Ces réserves sont désormais prises au sérieux par l'industrie aéronautique. Avec une trentaine d'entreprises anglo-saxonnes, Boeing a cofinancé, depuis 2003, un projet de recherche d'avion silencieux, le "Silent Aircraft Initiative" réunissant l'université de Cambridge (Royaume-Uni) et le MIT (Etats-Unis).
Dotée d'une enveloppe de 2,5 millions de livres (3,7 millions d'euros), l'équipe d'universitaires vient de dévoiler le design du SAX-40. "C'est un avion de 44 m de long et 68 de large, pouvant transporter 215 passagers, explique Ann Dowling, professeur à Cambridge et coordinatrice du projet. Grâce à une forme évoquant celle d'une chauve-souris, nous sommes parvenus à réduire de moitié le bruit au décollage et à l'atterrissage."
Les chercheurs ont repris l'idée d'aile volante, imaginée dans les années 1930, mais rapidement abandonnée au profit de la forme actuelle, un tube central, greffé de deux ailes indépendantes. "L'aile permet non seulement de réduire la vitesse d'atterrissage et donc le bruit, mais aussi de diminuer la consommation de kérosène de 25 %, et donc de polluer moins", ajoute Mme Dowling.
Parmi les autres facteurs de réduction sonore, la suppression des volets hypersustentateurs (actuellement situés sur les ailes et sortis en phase d'approche) ou l'utilisation de moteurs à "double flux". Plus silencieux, ceux-ci sont placés non plus sous les ailes mais sur le fuselage, de manière à faire écran au bruit.
Chez Airbus, ces travaux sont observés avec circonspection. "Ces évaluations sont avant tout des études papier", juge Michel Goulain, responsable des besoins technologiques. L'avionneur européen préfère mettre en avant son propre projet, Nacre, engagé en 2005 et disposant d'un budget nettement supérieur (32 millions d'euros). Dans Nacre, l'aile volante et le placement du moteur sur le fuselage sont aussi à l'étude, mais les conclusions ne sont pas attendues avant 2008.

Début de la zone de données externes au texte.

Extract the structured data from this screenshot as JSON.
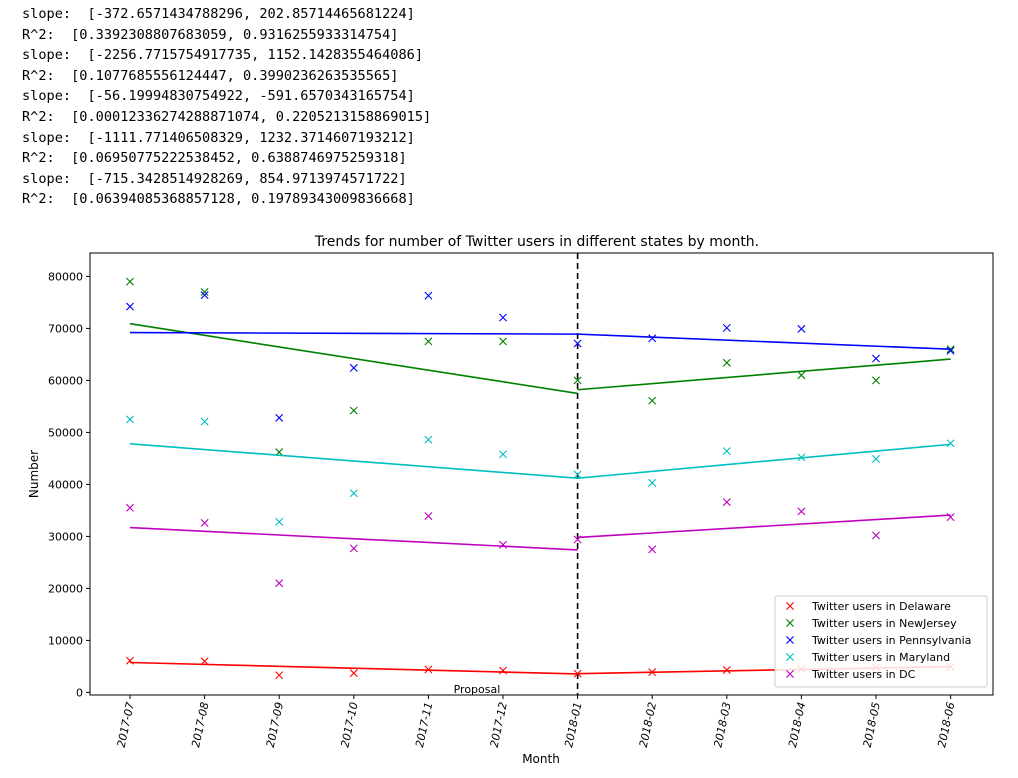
{
  "console": {
    "lines": [
      "slope:  [-372.6571434788296, 202.85714465681224]",
      "R^2:  [0.3392308807683059, 0.9316255933314754]",
      "slope:  [-2256.7715754917735, 1152.1428355464086]",
      "R^2:  [0.1077685556124447, 0.3990236263535565]",
      "slope:  [-56.19994830754922, -591.6570343165754]",
      "R^2:  [0.00012336274288871074, 0.2205213158869015]",
      "slope:  [-1111.771406508329, 1232.3714607193212]",
      "R^2:  [0.06950775222538452, 0.6388746975259318]",
      "slope:  [-715.3428514928269, 854.9713974571722]",
      "R^2:  [0.06394085368857128, 0.19789343009836668]"
    ]
  },
  "chart_data": {
    "type": "scatter",
    "title": "Trends for number of Twitter users in different states by month.",
    "xlabel": "Month",
    "ylabel": "Number",
    "categories": [
      "2017-07",
      "2017-08",
      "2017-09",
      "2017-10",
      "2017-11",
      "2017-12",
      "2018-01",
      "2018-02",
      "2018-03",
      "2018-04",
      "2018-05",
      "2018-06"
    ],
    "ylim": [
      -500,
      84500
    ],
    "yticks": [
      0,
      10000,
      20000,
      30000,
      40000,
      50000,
      60000,
      70000,
      80000
    ],
    "grid": false,
    "legend_position": "lower-right",
    "vline": {
      "category_index": 6,
      "label": "Proposal",
      "style": "dashed",
      "color": "#000000"
    },
    "series": [
      {
        "name": "Twitter users in Delaware",
        "color": "#ff0000",
        "values": [
          6100,
          6000,
          3300,
          3700,
          4400,
          4200,
          3600,
          3900,
          4300,
          4500,
          4800,
          4900
        ],
        "trend": [
          [
            0,
            5750
          ],
          [
            6,
            3550
          ],
          [
            6,
            3600
          ],
          [
            11,
            4950
          ]
        ]
      },
      {
        "name": "Twitter users in NewJersey",
        "color": "#008000",
        "values": [
          79000,
          77000,
          46200,
          54200,
          67500,
          67500,
          60000,
          56100,
          63400,
          61000,
          60000,
          66000
        ],
        "trend": [
          [
            0,
            70900
          ],
          [
            6,
            57500
          ],
          [
            6,
            58200
          ],
          [
            11,
            64100
          ]
        ]
      },
      {
        "name": "Twitter users in Pennsylvania",
        "color": "#0000ff",
        "values": [
          74200,
          76400,
          52800,
          62400,
          76300,
          72100,
          67100,
          68100,
          70100,
          69900,
          64200,
          65700
        ],
        "trend": [
          [
            0,
            69200
          ],
          [
            6,
            68900
          ],
          [
            6,
            68900
          ],
          [
            11,
            66000
          ]
        ]
      },
      {
        "name": "Twitter users in Maryland",
        "color": "#00bfbf",
        "values": [
          52500,
          52100,
          32800,
          38300,
          48600,
          45800,
          41900,
          40300,
          46400,
          45200,
          44900,
          47900
        ],
        "trend": [
          [
            0,
            47800
          ],
          [
            6,
            41200
          ],
          [
            6,
            41200
          ],
          [
            11,
            47700
          ]
        ]
      },
      {
        "name": "Twitter users in DC",
        "color": "#bf00bf",
        "values": [
          35500,
          32600,
          21000,
          27700,
          33900,
          28400,
          29400,
          27500,
          36600,
          34800,
          30200,
          33700
        ],
        "trend": [
          [
            0,
            31700
          ],
          [
            6,
            27400
          ],
          [
            6,
            29800
          ],
          [
            11,
            34100
          ]
        ]
      }
    ]
  }
}
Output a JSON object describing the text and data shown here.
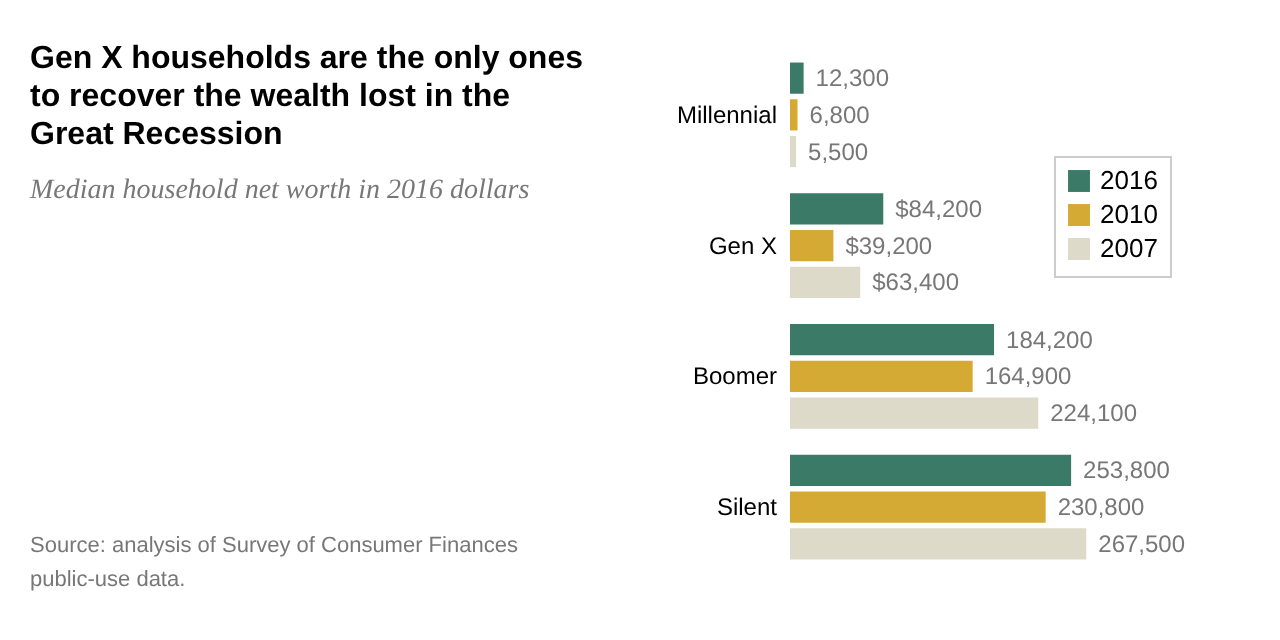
{
  "chart_data": {
    "type": "bar",
    "orientation": "horizontal",
    "title": "Gen X households are the only ones to recover the wealth lost in the Great Recession",
    "subtitle": "Median household net worth in 2016 dollars",
    "categories": [
      "Millennial",
      "Gen X",
      "Boomer",
      "Silent"
    ],
    "series": [
      {
        "name": "2016",
        "color": "#3a7a66",
        "values": [
          12300,
          84200,
          184200,
          253800
        ],
        "value_labels": [
          "12,300",
          "$84,200",
          "184,200",
          "253,800"
        ]
      },
      {
        "name": "2010",
        "color": "#d4a934",
        "values": [
          6800,
          39200,
          164900,
          230800
        ],
        "value_labels": [
          "6,800",
          "$39,200",
          "164,900",
          "230,800"
        ]
      },
      {
        "name": "2007",
        "color": "#dddac9",
        "values": [
          5500,
          63400,
          224100,
          267500
        ],
        "value_labels": [
          "5,500",
          "$63,400",
          "224,100",
          "267,500"
        ]
      }
    ],
    "legend": "top right",
    "grid": false,
    "annotations": [
      "Source: analysis of Survey of Consumer Finances public-use data."
    ]
  }
}
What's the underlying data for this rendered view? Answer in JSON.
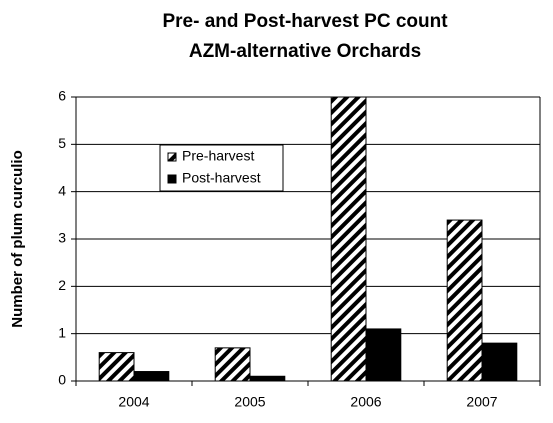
{
  "chart_data": {
    "type": "bar",
    "title": [
      "Pre- and Post-harvest PC count",
      "AZM-alternative Orchards"
    ],
    "y_label": "Number of plum curculio",
    "categories": [
      "2004",
      "2005",
      "2006",
      "2007"
    ],
    "series": [
      {
        "name": "Pre-harvest",
        "color": "#000000",
        "pattern": "hatch",
        "values": [
          0.6,
          0.7,
          6,
          3.4
        ]
      },
      {
        "name": "Post-harvest",
        "color": "#000000",
        "pattern": "solid",
        "values": [
          0.2,
          0.1,
          1.1,
          0.8
        ]
      }
    ],
    "ylim": [
      0,
      6
    ],
    "yticks": [
      0,
      1,
      2,
      3,
      4,
      5,
      6
    ],
    "grid": true,
    "legend": "upper left"
  }
}
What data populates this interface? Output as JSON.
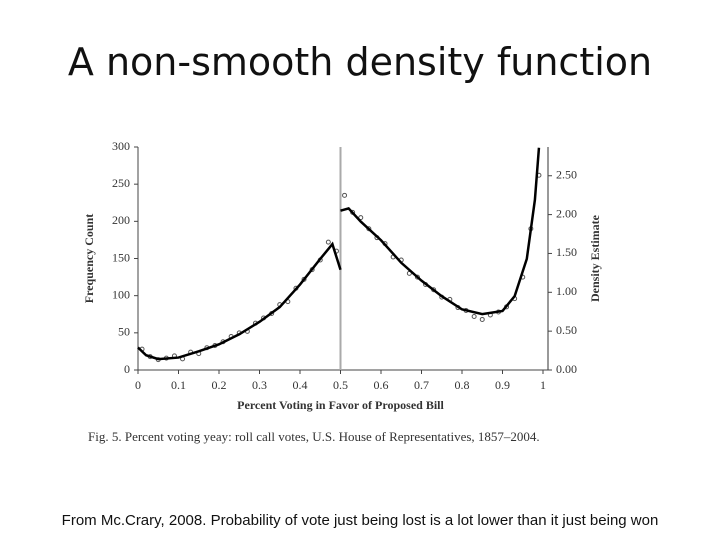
{
  "title": "A non-smooth density function",
  "footer": "From Mc.Crary, 2008. Probability of vote just being lost is a lot lower than it just being won",
  "chart_data": {
    "type": "scatter",
    "caption": "Fig. 5.  Percent voting yeay: roll call votes, U.S. House of Representatives, 1857–2004.",
    "xlabel": "Percent Voting in Favor of Proposed Bill",
    "ylabel": "Frequency Count",
    "y2label": "Density Estimate",
    "xlim": [
      0,
      1
    ],
    "xticks": [
      0,
      0.1,
      0.2,
      0.3,
      0.4,
      0.5,
      0.6,
      0.7,
      0.8,
      0.9,
      1
    ],
    "ylim": [
      0,
      300
    ],
    "yticks": [
      0,
      50,
      100,
      150,
      200,
      250,
      300
    ],
    "y2lim": [
      0,
      2.87
    ],
    "y2ticks": [
      {
        "value": 0,
        "label": "0.00"
      },
      {
        "value": 0.5,
        "label": "0.50"
      },
      {
        "value": 1,
        "label": "1.00"
      },
      {
        "value": 1.5,
        "label": "1.50"
      },
      {
        "value": 2,
        "label": "2.00"
      },
      {
        "value": 2.5,
        "label": "2.50"
      }
    ],
    "vlines": [
      0.5
    ],
    "series": [
      {
        "type": "scatter",
        "color": "#555555",
        "x": [
          0.01,
          0.03,
          0.05,
          0.07,
          0.09,
          0.11,
          0.13,
          0.15,
          0.17,
          0.19,
          0.21,
          0.23,
          0.25,
          0.27,
          0.29,
          0.31,
          0.33,
          0.35,
          0.37,
          0.39,
          0.41,
          0.43,
          0.45,
          0.47,
          0.49,
          0.51,
          0.53,
          0.55,
          0.57,
          0.59,
          0.61,
          0.63,
          0.65,
          0.67,
          0.69,
          0.71,
          0.73,
          0.75,
          0.77,
          0.79,
          0.81,
          0.83,
          0.85,
          0.87,
          0.89,
          0.91,
          0.93,
          0.95,
          0.97,
          0.99
        ],
        "values": [
          28,
          18,
          14,
          16,
          19,
          15,
          24,
          22,
          30,
          33,
          38,
          45,
          50,
          52,
          63,
          70,
          76,
          88,
          92,
          110,
          122,
          135,
          148,
          172,
          160,
          235,
          212,
          205,
          190,
          178,
          170,
          152,
          148,
          130,
          125,
          115,
          108,
          98,
          95,
          84,
          80,
          72,
          68,
          74,
          78,
          85,
          96,
          125,
          190,
          262
        ]
      },
      {
        "type": "line",
        "axis": "y2",
        "color": "#000000",
        "x": [
          0,
          0.02,
          0.05,
          0.1,
          0.15,
          0.2,
          0.25,
          0.3,
          0.35,
          0.4,
          0.45,
          0.48,
          0.5,
          0.5,
          0.5,
          0.52,
          0.55,
          0.6,
          0.65,
          0.7,
          0.75,
          0.8,
          0.85,
          0.9,
          0.93,
          0.96,
          0.98,
          0.99
        ],
        "values": [
          0.29,
          0.19,
          0.14,
          0.16,
          0.24,
          0.33,
          0.46,
          0.62,
          0.81,
          1.1,
          1.43,
          1.62,
          1.29,
          null,
          2.05,
          2.08,
          1.91,
          1.67,
          1.38,
          1.15,
          0.95,
          0.78,
          0.72,
          0.76,
          0.95,
          1.43,
          2.19,
          2.86
        ]
      }
    ]
  }
}
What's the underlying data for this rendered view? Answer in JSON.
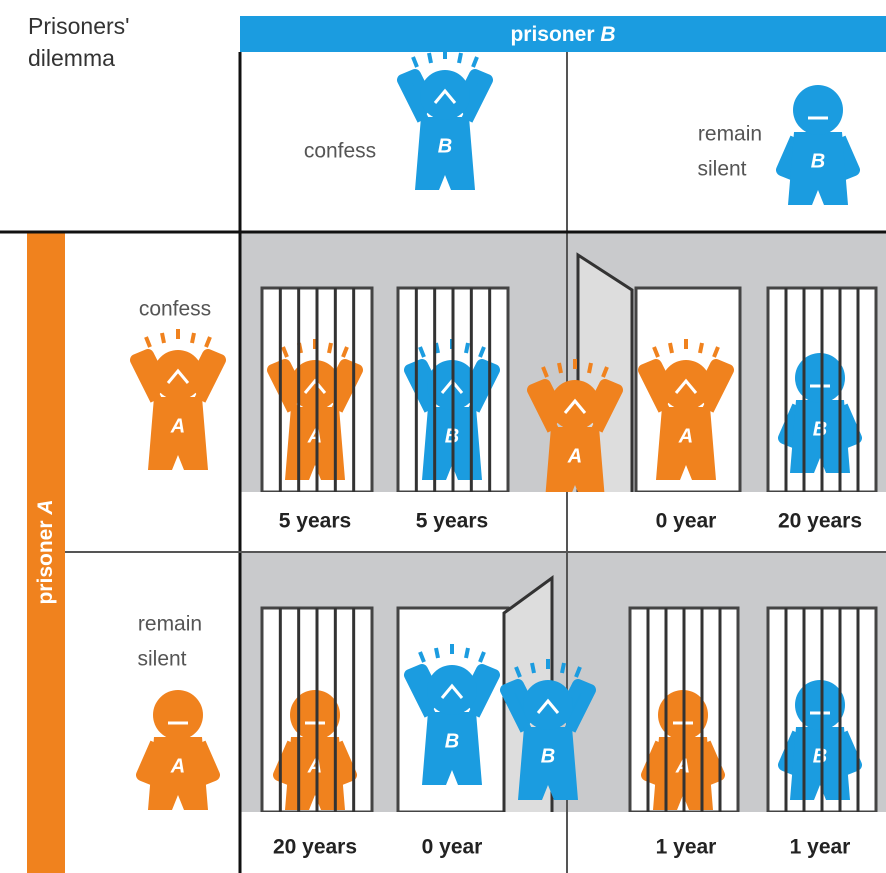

Selon les chercheurs, il faudra attendre au moins 2020 avant que le monde du transport aérien (compagnies, aéroports...) ne s'adapte aux divers changements qu'induirait l'aile volante. "Nous avons démontré que l'on pouvait construire un avion sûr, plus écologique et moins bruyant, résume Mme Dowling. Mais si l'on veut voir un jour cet avion transporter des passagers, il faut qu'une partie des investissements soit supportée par les puissances publiques."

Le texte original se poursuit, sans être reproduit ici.